Montreal singer, rapper and producer Quinton Barnes's ruminations on religion, racism, sexuality, artistry and the nature of existence demand the grandest spectacle imaginable

Album Review by Jonathan Rimmer | 03 Jun 2025
  • Quinton Barnes – BLACK NOISE
Album title: BLACK NOISE
Artist: Quinton Barnes
Label: Watch That Ends The Night Records
Release date: 6 Jun

'Just like I imagined / Just like I pictured it'. So opens Montreal singer and rapper Quinton Barnes' BLACK NOISE, a genre-fusing opus created in just over a week in collaboration with an assortment of free-jazz improvisationists and multi-instrumentalists. Such a proclamation, which he repeats throughout this dense record, might seem contradictory, but the spontaneity is by design.

For Barnes, his ruminations on religion, racism, artistry, sexuality and the nature of existence demand the grandest spectacle imaginable. On the title track, Barnes' androgynous vocals fight for primacy over funk bass, dissonant trumpets, tremolo strings and syncopated guitar lines – imagine Frank Ocean jamming with The Mars Volta in exhausting fragments. On What Would Eastman Do? he moves between breathless multisyllabic rhyme bursts and impassioned melodies in the blink of an eye.

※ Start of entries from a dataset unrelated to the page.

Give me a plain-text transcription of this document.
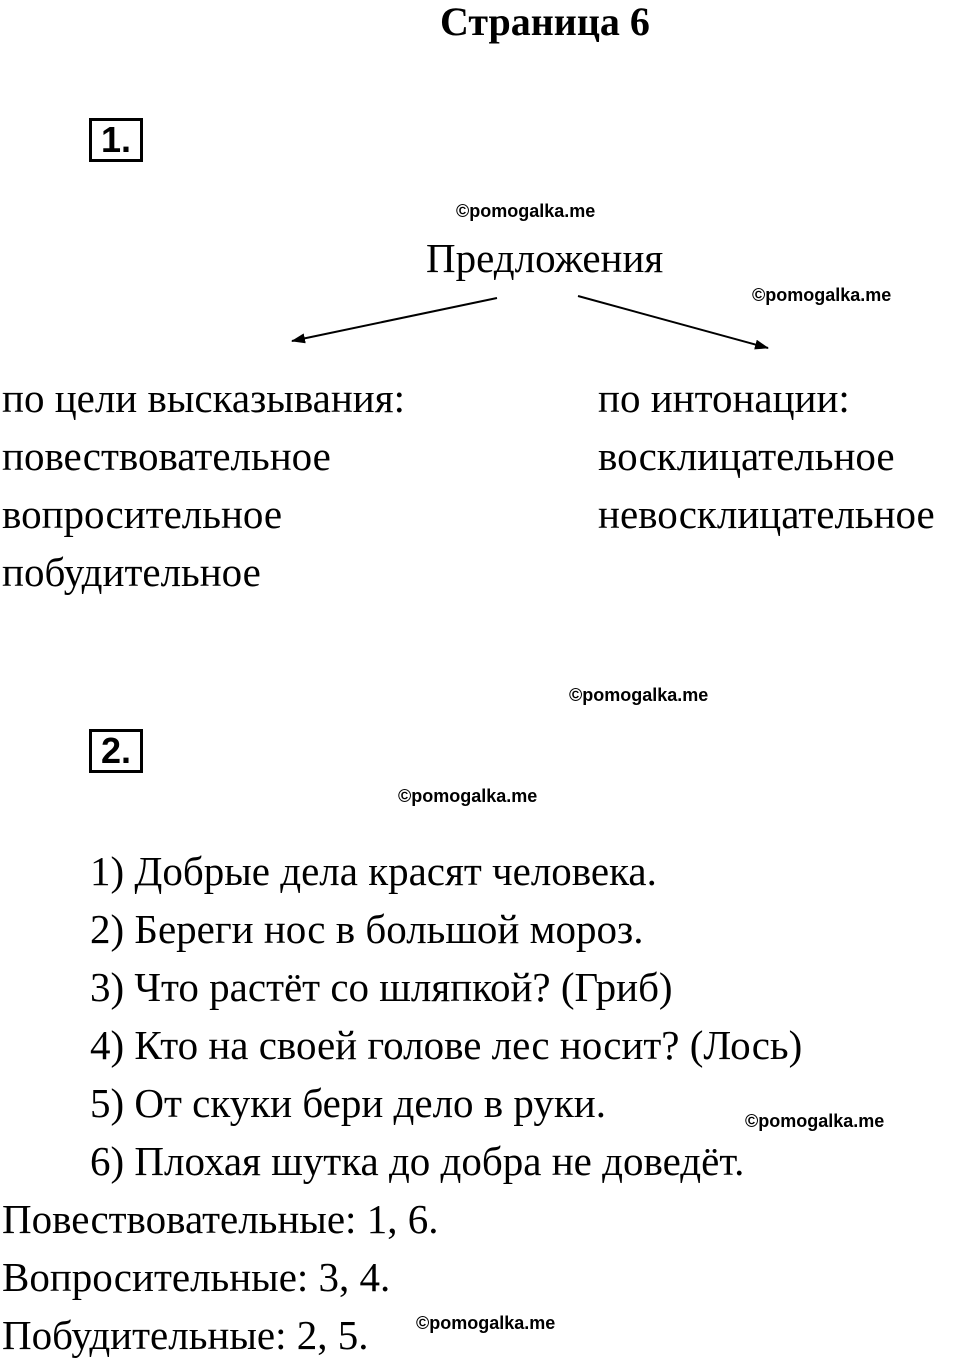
Страница 6
1.
©pomogalka.me
Предложения
©pomogalka.me
по цели высказывания:
повествовательное
вопросительное
побудительное
по интонации:
восклицательное
невосклицательное
©pomogalka.me
2.
©pomogalka.me
1) Добрые дела красят человека.
2) Береги нос в большой мороз.
3) Что растёт со шляпкой? (Гриб)
4) Кто на своей голове лес носит? (Лось)
5) От скуки бери дело в руки.	©pomogalka.me
6) Плохая шутка до добра не доведёт.
Повествовательные: 1, 6.
Вопросительные: 3, 4.
Побудительные: 2, 5.	©pomogalka.me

The highlight – also, the clearest insight into Barnes' psyche – is the unsettling nine-minute Black Orpheus. To expound on the limits that are imposed on Black cultural expression, he draws from the Greek mythogical figure who symbolised art's very power to transcend death. It is powerful, but in truth, it's the one track that doesn't feel unfinished, as Barnes' voice finally rises above the overwhelming mix that he's buried under throughout the album.